President Felipe Calderon's National Action Party, or PAN, which lacks a majority in Congress, has been trying to convince the opposition in recent weeks to revamp energy laws to boost the sagging state-controlled oil industry.
But the PAN is giving up on a core part of its vision for turning around the sector: attracting foreign partners to technologically challenging but potentially huge deepwater oil fields by offering them a share in profits.
"Risk contracts are not in the equation," said PAN lawmaker Juan Bueno, who sits on the Senate energy committee.

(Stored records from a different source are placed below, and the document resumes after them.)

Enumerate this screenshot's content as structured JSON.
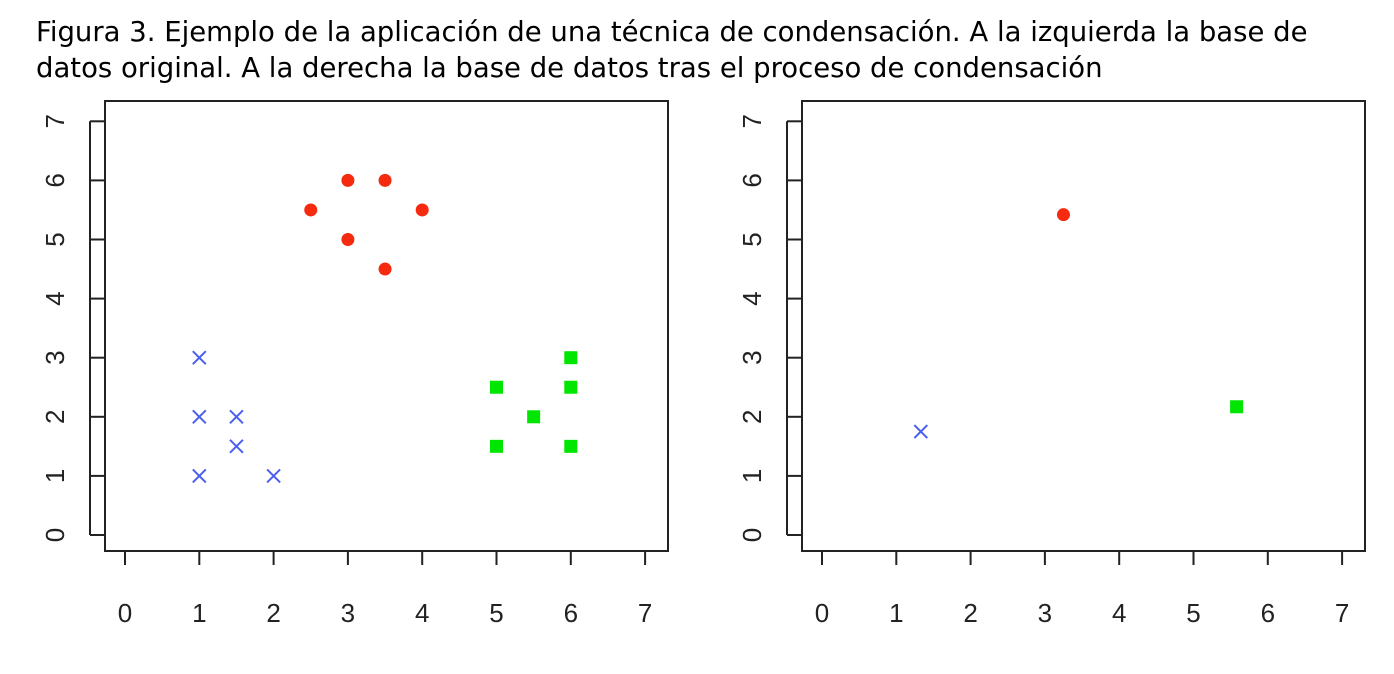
{
  "caption": {
    "line1": "Figura 3. Ejemplo de la aplicación de una técnica de condensación. A la izquierda la base de",
    "line2": "datos original. A la derecha la base de datos tras el proceso de condensación"
  },
  "colors": {
    "blue": "#4a5ff0",
    "red": "#f52a0f",
    "green": "#00e600",
    "axis": "#222222"
  },
  "chart_data": [
    {
      "type": "scatter",
      "title": "",
      "xlabel": "",
      "ylabel": "",
      "xlim": [
        0,
        7
      ],
      "ylim": [
        0,
        7
      ],
      "xticks": [
        "0",
        "1",
        "2",
        "3",
        "4",
        "5",
        "6",
        "7"
      ],
      "yticks": [
        "0",
        "1",
        "2",
        "3",
        "4",
        "5",
        "6",
        "7"
      ],
      "grid": false,
      "series": [
        {
          "marker": "x",
          "color": "#4a5ff0",
          "points": [
            [
              1,
              3
            ],
            [
              1,
              2
            ],
            [
              1.5,
              2
            ],
            [
              1.5,
              1.5
            ],
            [
              1,
              1
            ],
            [
              2,
              1
            ]
          ]
        },
        {
          "marker": "circle",
          "color": "#f52a0f",
          "points": [
            [
              3,
              6
            ],
            [
              3.5,
              6
            ],
            [
              2.5,
              5.5
            ],
            [
              4,
              5.5
            ],
            [
              3,
              5
            ],
            [
              3.5,
              4.5
            ]
          ]
        },
        {
          "marker": "square",
          "color": "#00e600",
          "points": [
            [
              6,
              3
            ],
            [
              5,
              2.5
            ],
            [
              6,
              2.5
            ],
            [
              5.5,
              2
            ],
            [
              5,
              1.5
            ],
            [
              6,
              1.5
            ]
          ]
        }
      ]
    },
    {
      "type": "scatter",
      "title": "",
      "xlabel": "",
      "ylabel": "",
      "xlim": [
        0,
        7
      ],
      "ylim": [
        0,
        7
      ],
      "xticks": [
        "0",
        "1",
        "2",
        "3",
        "4",
        "5",
        "6",
        "7"
      ],
      "yticks": [
        "0",
        "1",
        "2",
        "3",
        "4",
        "5",
        "6",
        "7"
      ],
      "grid": false,
      "series": [
        {
          "marker": "x",
          "color": "#4a5ff0",
          "points": [
            [
              1.33,
              1.75
            ]
          ]
        },
        {
          "marker": "circle",
          "color": "#f52a0f",
          "points": [
            [
              3.25,
              5.42
            ]
          ]
        },
        {
          "marker": "square",
          "color": "#00e600",
          "points": [
            [
              5.58,
              2.17
            ]
          ]
        }
      ]
    }
  ]
}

Under Mexico's constitution, state monopoly Pemex has sole rights to explore for and produce Mexican oil, and left-wingers bitterly oppose allowing contracts that would have Pemex share risks and profits with outside companies.
Bueno said the PAN was considering a less-extreme proposal that would let Pemex form partnerships with other state-owned energy firms. "That is something we are studying," he said.
He did not say what form such partnerships could take.
Pemex announced another fall in total oil reserves on Wednesday, showing that its fledgling deepwater drilling projects have so far not been able to confirm what seismic tests suggest could be some 30 billion barrels of oil under the Gulf of Mexico seabed in water several kilometers deep. Neither private nor state-run oil companies are expected to sign up for risky deepwater oil projects without contracts that would give them a share in profits.
Cabinet members and PAN lawmakers are meeting opposition legislators all this week to try and reach a consensus on a proposal that could be unveiled within two weeks.
PAN lawmakers said the proposal could also call for reducing state oil company Pemex's heavy tax load and giving the company more freedom to make business decisions.
Mexico is a top supplier of crude to the United States, but decades of underinvestment have left oil reserves and output waning and left Mexico importing 40 percent of its gasoline.
Bueno said the PAN proposal might also include opening up fuel storage and transport to more private investment.
Lawmakers for the centrist Institutional Revolutionary Party, or PRI, another key opposition bloc, plan to meet Calderon's energy minister next week to discuss the proposal, the party's leader in the lower house told reporters.
PAN lawmakers said the government wanted to seal a deal with the opposition before presenting its bill.
"That's where we're at. It wouldn't make sense to present a bill that was destined for failure," said Alonso Lizaola, a PAN lawmaker and secretary on the lower house energy committee.